The Mitchells against machines: emotions and experimentation

All declined in a key in which emotion and comedy find an impeccable continuity. This is thanks to a personal and fully successful stylistic realization, in which animation becomes an experimental bench where the authors have fun creating a new layered language. To the traditional vision are added 2d elements that refer to the storyboards designed by Kate and scenes in which the girl's cinematographic vocation praises great classics of action cinema, all in the name of a rapid and incisive narration, in which nothing appears stranger, offering the viewer a fresh, captivating tale.

Rianda and Rowe have made the experience of other courageous animation experiments, such as the aforementioned Miles Morales adventure, an invitation not to stop, but to evolve the animation language in a new dimension, in which the expressiveness of the characters is not tied to the character design, but expands to an emotional meta-narrative that becomes the real strength of The Mitchells against the machines.

A language that also leans on a spontaneous and never cloying quotationist vein, which touches great cinema classics such as Ghostbuster, Terminator and Mad Max, and then focuses on more entity on the sound aspect, with sounds that recall cult movies such as Tron. The Mitchells against the machines, in fact, can boast an impeccable musical support, agile in passing from the rapid tones of the action scenes to the more peaceful ones, ideal for conveying the deep and wonderful emotional tension of the characters.

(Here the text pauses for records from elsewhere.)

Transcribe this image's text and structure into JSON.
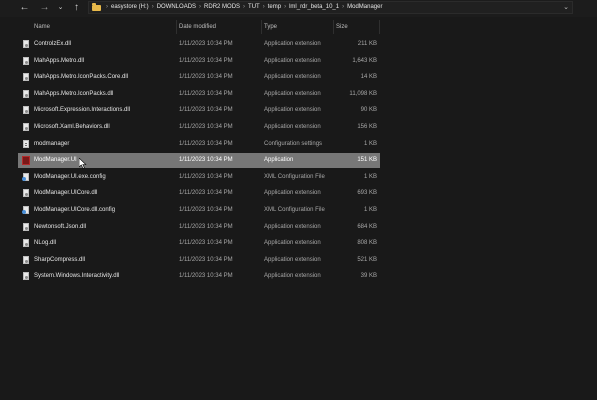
{
  "nav": {
    "back_icon": "arrow-left-icon",
    "forward_icon": "arrow-right-icon",
    "recent_icon": "chevron-down-icon",
    "up_icon": "arrow-up-icon"
  },
  "breadcrumb": [
    "easystore (H:)",
    "DOWNLOADS",
    "RDR2 MODS",
    "TUT",
    "temp",
    "lml_rdr_beta_10_1",
    "ModManager"
  ],
  "columns": {
    "name": "Name",
    "date": "Date modified",
    "type": "Type",
    "size": "Size"
  },
  "files": [
    {
      "name": "ControlzEx.dll",
      "date": "1/11/2023 10:34 PM",
      "type": "Application extension",
      "size": "211 KB",
      "icon": "dll-file-icon"
    },
    {
      "name": "MahApps.Metro.dll",
      "date": "1/11/2023 10:34 PM",
      "type": "Application extension",
      "size": "1,643 KB",
      "icon": "dll-file-icon"
    },
    {
      "name": "MahApps.Metro.IconPacks.Core.dll",
      "date": "1/11/2023 10:34 PM",
      "type": "Application extension",
      "size": "14 KB",
      "icon": "dll-file-icon"
    },
    {
      "name": "MahApps.Metro.IconPacks.dll",
      "date": "1/11/2023 10:34 PM",
      "type": "Application extension",
      "size": "11,098 KB",
      "icon": "dll-file-icon"
    },
    {
      "name": "Microsoft.Expression.Interactions.dll",
      "date": "1/11/2023 10:34 PM",
      "type": "Application extension",
      "size": "90 KB",
      "icon": "dll-file-icon"
    },
    {
      "name": "Microsoft.Xaml.Behaviors.dll",
      "date": "1/11/2023 10:34 PM",
      "type": "Application extension",
      "size": "156 KB",
      "icon": "dll-file-icon"
    },
    {
      "name": "modmanager",
      "date": "1/11/2023 10:34 PM",
      "type": "Configuration settings",
      "size": "1 KB",
      "icon": "config-file-icon"
    },
    {
      "name": "ModManager.UI",
      "date": "1/11/2023 10:34 PM",
      "type": "Application",
      "size": "151 KB",
      "icon": "application-icon",
      "selected": true
    },
    {
      "name": "ModManager.UI.exe.config",
      "date": "1/11/2023 10:34 PM",
      "type": "XML Configuration File",
      "size": "1 KB",
      "icon": "xml-config-file-icon"
    },
    {
      "name": "ModManager.UICore.dll",
      "date": "1/11/2023 10:34 PM",
      "type": "Application extension",
      "size": "693 KB",
      "icon": "dll-file-icon"
    },
    {
      "name": "ModManager.UICore.dll.config",
      "date": "1/11/2023 10:34 PM",
      "type": "XML Configuration File",
      "size": "1 KB",
      "icon": "xml-config-file-icon"
    },
    {
      "name": "Newtonsoft.Json.dll",
      "date": "1/11/2023 10:34 PM",
      "type": "Application extension",
      "size": "684 KB",
      "icon": "dll-file-icon"
    },
    {
      "name": "NLog.dll",
      "date": "1/11/2023 10:34 PM",
      "type": "Application extension",
      "size": "808 KB",
      "icon": "dll-file-icon"
    },
    {
      "name": "SharpCompress.dll",
      "date": "1/11/2023 10:34 PM",
      "type": "Application extension",
      "size": "521 KB",
      "icon": "dll-file-icon"
    },
    {
      "name": "System.Windows.Interactivity.dll",
      "date": "1/11/2023 10:34 PM",
      "type": "Application extension",
      "size": "39 KB",
      "icon": "dll-file-icon"
    }
  ],
  "colors": {
    "background": "#191919",
    "selected_row": "#777777",
    "folder": "#e8b94a"
  }
}
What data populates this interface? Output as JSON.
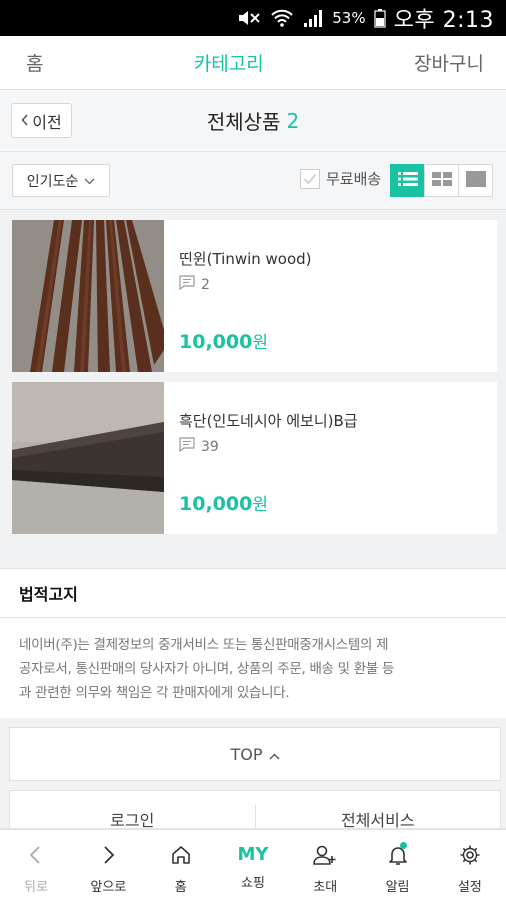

Thinking that a cartoon that is not able to address adults is now a widely disproved preconception, crumbled by titles like Soul, Onward or Spiderman: A new universe. The Mitchells Against Machines is yet another confirmation of this concept of the animated story, an opening to the concept of a family film that includes not only the little ones of the house, the target par excellence of the genre, but also adults who, through the events of an atypical family unit manages to find its own domestic dimension, amidst anxieties and misunderstandings. A wealth that gives us moments of poignant beauty, made up of disconsolate fathers who relive memories and daughters who grant us a hug that has been missing for too long. It is difficult to reach the end of the vision without letting a tear escape, melting in the final embrace that encompasses all the difficulties and joys of being a family. You don't need an apocalypse to find yourself like the Mitchells did, but their incredible adventure reminds us that being a family comes from small moments, like putting down your smartphone or a small gesture from the heart, whether it is a small wooden moose or a long-awaited complicit smile.